Almost every human malady is connected, 
either by highway or byway, with the stomach.
                                  —Sir Francis Head.

It is a well-established fact that a leg of mutton 
caused a revolution in the affairs of Europe. 
Just before the battle of Leipsic, Napoleon the 
Great insisted on dining on boiled mutton, 
although his physicians warned him that it would 
disagree with him. The emperor's brain resented 
the liberty taken with its colleague, the stomach; 
the monarch's equilibrium was overturned, the 
battle lost, and a new page opened in history.

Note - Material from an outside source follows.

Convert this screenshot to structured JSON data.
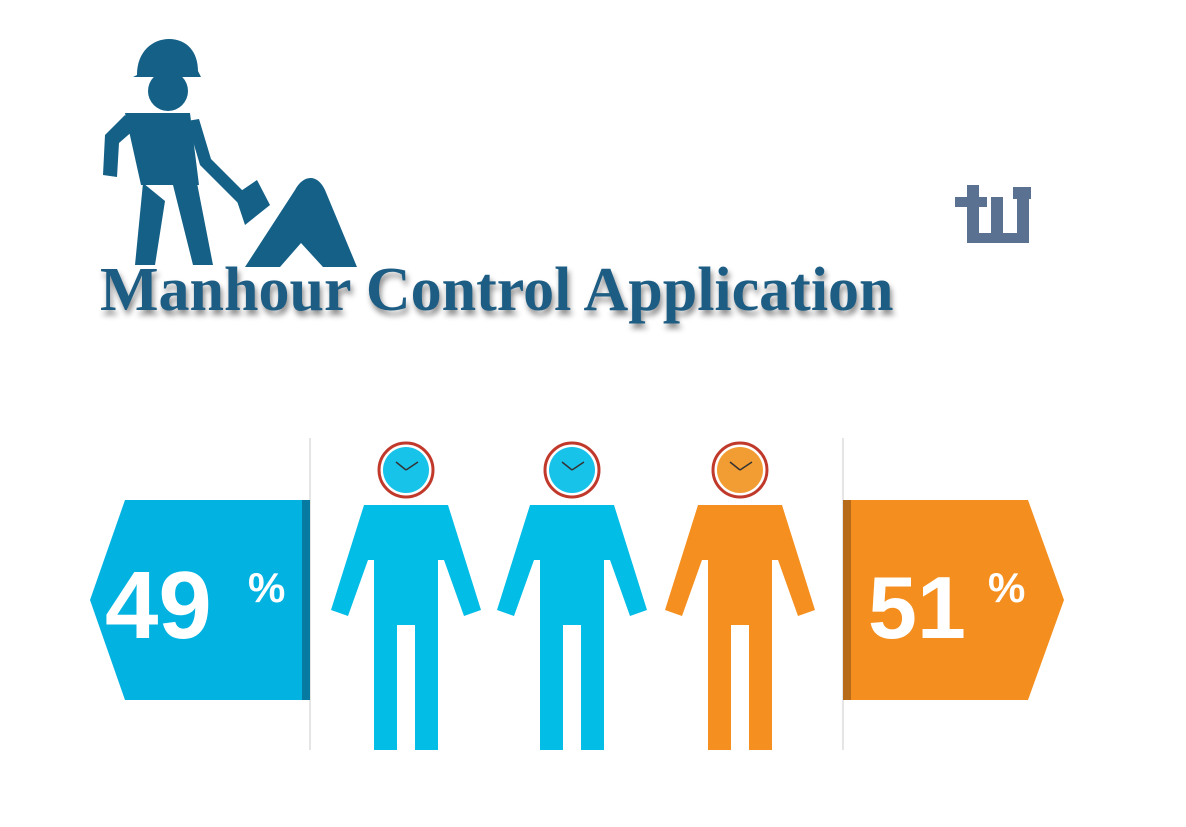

Cattle know when to go home from grazing, 
but a foolish man never knows his stomachs measures.
                               --Scandinavian Proverb.

The kitchen (that is, your stomach) being out of order, 
the garret (the head) cannot be right, and every room 
in the house becomes affected. Remedy the evil in the 
kitchen, and all will be right in parlor and chamber. 
If you put improper food into the stomach, you play the 
mischief with it, and with the whole machine besides.

One fourth of what we eat keeps us, and the other three 
fourths we keep at the peril of our lives.